図13に示されるように、表示装置保持部材520Aは、一対のガラス基板410と420との間の空間部430の間隔に応じた厚さ寸法を有し、第1のガラス基板410の空間430に面する内側の第1の表面412に接着される第1の被接着面522Aと、第2のガラス基板420の空間430に面する内側の第1の表面422に接着される第2の被接着面528Aとを有する。
【0122】
第1の被接着面522A及び第2の被接着面528Aには、透明接着材が塗布された第4の接着層540及び第5の接着層550が形成されている。また、表示装置保持部材520Aは、立っている乗客からの目線の高さ位置に固定されるため、光を透過する無色透明であることが好ましいが、ガラス基材410上の表示装置470が接着された周縁部にセラミック材料等から成る暗色層が積層される場合、表示装置保持部材520Aは暗色層に隠れ車内側から見えなくなることから、表示装置保持部材520Aは無色透明でなくても良い。
【0123】
さらに、表示装置保持部材520Aは、第1の被接着面522Aに上記透明接着材が塗布されて第4の接着層540が形成され、且つ反対側の第2の被接着面528Aにも上記透明接着材が塗布されて第5の接着層550が形成されているので、より強固に固定される。また、第4の接着層540及び第5の接着層550は、表示装置保持部材520Aの質量を支える十分な接着強度を有する。すなわち、表示装置470の質量は第3の接着層530が支えているため、第4の接着層540及び第5の接着層550は、軽量な表示装置保持部材520の質量のみを支えることになり、その分経時変化による接着力の低下が緩和され、第3の接着層530よりも接着強度を長期間維持することが可能になる。
【0124】
このように、表示装置保持部材520Aを第1のガラス基板410及び第2のガラス基板420の空間430に面する内側に接着するため、表示装置470を安定的に保持できると共に、ガラス基板410にネジで固定する方法のように空間部430に外気が侵入せず、且つ見栄えが良い。
【0125】
(実施形態2)
図14は本発明による複層ガラス構造体の実施形態2による冷蔵・冷凍装置用表示機器の構成を模式的に示した正面図である。

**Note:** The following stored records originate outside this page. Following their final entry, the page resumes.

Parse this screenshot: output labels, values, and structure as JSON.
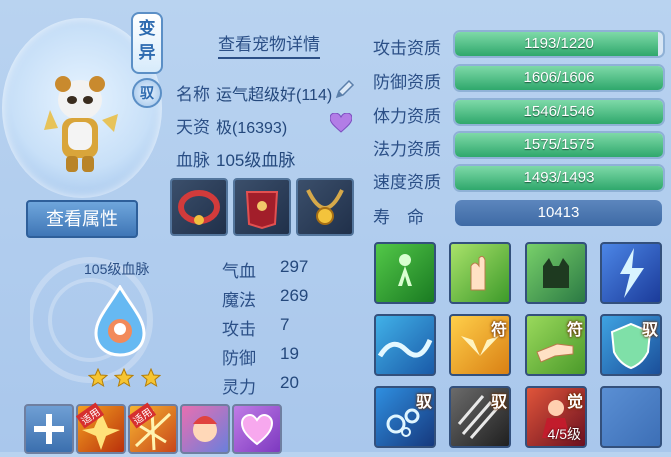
{
  "pet": {
    "mutation_badge": "变异",
    "driver_badge": "驭",
    "detail_link": "查看宠物详情",
    "view_attributes_button": "查看属性",
    "name_label": "名称",
    "name_value": "运气超级好(114)",
    "talent_label": "天资",
    "talent_value": "极(16393)",
    "bloodline_label": "血脉",
    "bloodline_value": "105级血脉",
    "bloodline_caption": "105级血脉",
    "stars": 3
  },
  "equipment": [
    {
      "icon": "red-collar-icon"
    },
    {
      "icon": "red-armor-icon"
    },
    {
      "icon": "gold-necklace-icon"
    }
  ],
  "stats": [
    {
      "label": "气血",
      "value": "297"
    },
    {
      "label": "魔法",
      "value": "269"
    },
    {
      "label": "攻击",
      "value": "7"
    },
    {
      "label": "防御",
      "value": "19"
    },
    {
      "label": "灵力",
      "value": "20"
    }
  ],
  "bottom_slots": [
    {
      "icon": "add-plus-icon",
      "tag": ""
    },
    {
      "icon": "fire-rune-icon",
      "tag": "适用"
    },
    {
      "icon": "flame-burst-icon",
      "tag": "适用"
    },
    {
      "icon": "pet-portrait-icon",
      "tag": ""
    },
    {
      "icon": "heart-gem-icon",
      "tag": ""
    }
  ],
  "aptitudes": [
    {
      "label": "攻击资质",
      "text": "1193/1220",
      "fill": 0.978
    },
    {
      "label": "防御资质",
      "text": "1606/1606",
      "fill": 1.0
    },
    {
      "label": "体力资质",
      "text": "1546/1546",
      "fill": 1.0
    },
    {
      "label": "法力资质",
      "text": "1575/1575",
      "fill": 1.0
    },
    {
      "label": "速度资质",
      "text": "1493/1493",
      "fill": 1.0
    }
  ],
  "lifespan": {
    "label": "寿　命",
    "value": "10413"
  },
  "skills": [
    {
      "icon": "green-figure-icon",
      "tag": "",
      "level": ""
    },
    {
      "icon": "palm-strike-icon",
      "tag": "",
      "level": ""
    },
    {
      "icon": "shadow-cat-icon",
      "tag": "",
      "level": ""
    },
    {
      "icon": "lightning-icon",
      "tag": "",
      "level": ""
    },
    {
      "icon": "water-wave-icon",
      "tag": "",
      "level": ""
    },
    {
      "icon": "golden-wings-icon",
      "tag": "符",
      "level": ""
    },
    {
      "icon": "pointing-hand-icon",
      "tag": "符",
      "level": ""
    },
    {
      "icon": "shield-icon",
      "tag": "驭",
      "level": ""
    },
    {
      "icon": "bubbles-icon",
      "tag": "驭",
      "level": ""
    },
    {
      "icon": "claw-slash-icon",
      "tag": "驭",
      "level": ""
    },
    {
      "icon": "awakened-warrior-icon",
      "tag": "觉",
      "level": "4/5级"
    },
    {
      "icon": "empty-slot-icon",
      "tag": "",
      "level": ""
    }
  ],
  "colors": {
    "bar_fill": "#3fbf7f",
    "panel_bg": "#b9d3f0",
    "text": "#2b4f86"
  }
}
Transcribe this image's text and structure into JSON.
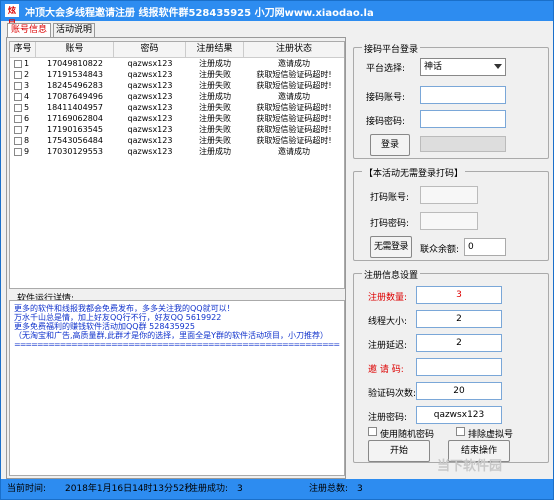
{
  "app": {
    "icon_text": "炫目",
    "title": "冲顶大会多线程邀请注册    线报软件群528435925    小刀网www.xiaodao.la"
  },
  "tabs": [
    "账号信息",
    "活动说明"
  ],
  "table": {
    "headers": [
      "序号",
      "账号",
      "密码",
      "注册结果",
      "注册状态"
    ],
    "rows": [
      [
        "1",
        "17049810822",
        "qazwsx123",
        "注册成功",
        "邀请成功"
      ],
      [
        "2",
        "17191534843",
        "qazwsx123",
        "注册失败",
        "获取短信验证码超时!"
      ],
      [
        "3",
        "18245496283",
        "qazwsx123",
        "注册失败",
        "获取短信验证码超时!"
      ],
      [
        "4",
        "17087649496",
        "qazwsx123",
        "注册成功",
        "邀请成功"
      ],
      [
        "5",
        "18411404957",
        "qazwsx123",
        "注册失败",
        "获取短信验证码超时!"
      ],
      [
        "6",
        "17169062804",
        "qazwsx123",
        "注册失败",
        "获取短信验证码超时!"
      ],
      [
        "7",
        "17190163545",
        "qazwsx123",
        "注册失败",
        "获取短信验证码超时!"
      ],
      [
        "8",
        "17543056484",
        "qazwsx123",
        "注册失败",
        "获取短信验证码超时!"
      ],
      [
        "9",
        "17030129553",
        "qazwsx123",
        "注册成功",
        "邀请成功"
      ]
    ]
  },
  "log": {
    "label": "软件运行详情:",
    "lines": [
      "更多的软件和线报我都会免费发布，多多关注我的QQ就可以！",
      "万水千山总是情，加上好友QQ行不行，好友QQ 5619922",
      "更多免费福利的赚钱软件活动加QQ群 528435925",
      "（无淘宝和广告,高质量群,此群才是你的选择，里面全是Y群的软件活动项目，小刀推荐）",
      "================================================================"
    ]
  },
  "platform": {
    "title": "接码平台登录",
    "select_label": "平台选择:",
    "select_value": "神话",
    "account_label": "接码账号:",
    "password_label": "接码密码:",
    "login_btn": "登录"
  },
  "nologin": {
    "title": "【本活动无需登录打码】",
    "account_label": "打码账号:",
    "password_label": "打码密码:",
    "btn": "无需登录",
    "balance_label": "联众余额:",
    "balance_value": "0"
  },
  "settings": {
    "title": "注册信息设置",
    "count_label": "注册数量:",
    "count_value": "3",
    "threads_label": "线程大小:",
    "threads_value": "2",
    "delay_label": "注册延迟:",
    "delay_value": "2",
    "invite_label": "邀 请 码:",
    "verify_label": "验证码次数:",
    "verify_value": "20",
    "pwd_label": "注册密码:",
    "pwd_value": "qazwsx123",
    "random_pwd": "使用随机密码",
    "exclude_virtual": "排除虚拟号",
    "start_btn": "开始",
    "stop_btn": "结束操作"
  },
  "status": {
    "time_label": "当前时间:",
    "time_value": "2018年1月16日14时13分52秒",
    "success_label": "注册成功:",
    "success_value": "3",
    "total_label": "注册总数:",
    "total_value": "3"
  },
  "watermark": "当下软件园",
  "colors": {
    "title_bar": "#2d8cf0",
    "red_label": "#dd0000",
    "log_text": "#1133cc"
  }
}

図14に示されるように、冷蔵・冷凍装置600は、冷蔵及び/又は冷凍機能を有する冷凍及び/又は冷蔵ショーケースであり、ショーケース本体610を有する。ショーケース本体610には、その内部空間(庫内空間)を冷却する手段(図示せず)が設けられる。
【0126】
また、冷蔵・冷凍装置600は、開閉可能な二重ガラス扉620を有する。二重ガラス扉620は、複層ガラス構造体630と、複層ガラス構造体630の周縁部を保持する枠材(サッシ)640とを含む。二重ガラス扉620は、ショーケース本体610の前面に設けられ、ショーケース本体610の庫内空間が二重ガラス扉620の複層ガラス構造体630を介して庫外から目視可能とされる。
【0127】
複層ガラス構造体630は、一対のガラス基板間の上辺近傍に表示装置470が取り付けられた冷蔵・冷凍装置用表示機器であり、例えば、表示装置470にはショーケース本体610の庫内に収納されている物品リスト(例えば、飲料品、冷蔵食品、冷凍食品など)の画像表示されている。また、表示装置470は、物品リストだけでなく、例えば、商品広告、または各商品毎の賞味期限、金額、成分などの情報(動画を含む)を表示しても良い。
【0128】
また、複層ガラス構造体630は、前述した実施形態1と同様に、第1のガラス基板410と、第2のガラス基板420と、第1および第2のガラス基板410、420の間に設けられた空間部430とを有する。
【0129】
第1のガラス基板410と第2のガラス基板420との間の四辺の間隙は、各四辺の長さに応じた全長を有する第1のスペーサ材450a〜450dにより形成される。また、角部の間隙は、各四辺に取り付けられる第1のスペーサ材450a〜450dの端部が直交する角部に配置される第2のスペーサ材460a〜460dにより形成される。
【0130】
従って、複層ガラス構造体630の場合も、実施形態1と同様に、表示装置470からの各ケーブル480の大部分は、第1のスペーサ材450a及び第2のスペーサ材460aの内部を通して外部に引き出されるため、ガラス基板410、420の正面(外側)及び背面(内側)から視認することはできない。そのため、外観的に見栄えが良くなると共に、周囲の機器などがケーブル480に接触することが防止でき、ケーブル480の断線も防止できる。
【0131】
さらに、複層ガラス構造体630では、表示装置470の下端縁部472を保持する表示装置保持部材520(又は520A)がガラス基板410の表面412(又はガラス基板410、420の表面412、422)に接着されている。そのため、冷蔵・冷凍装置600においても、表示装置470を安定的に保持できると共に、ガラス基板410にネジで固定する方法のように空間部430に外気が侵入せず、且つ見栄えを良くすることができる。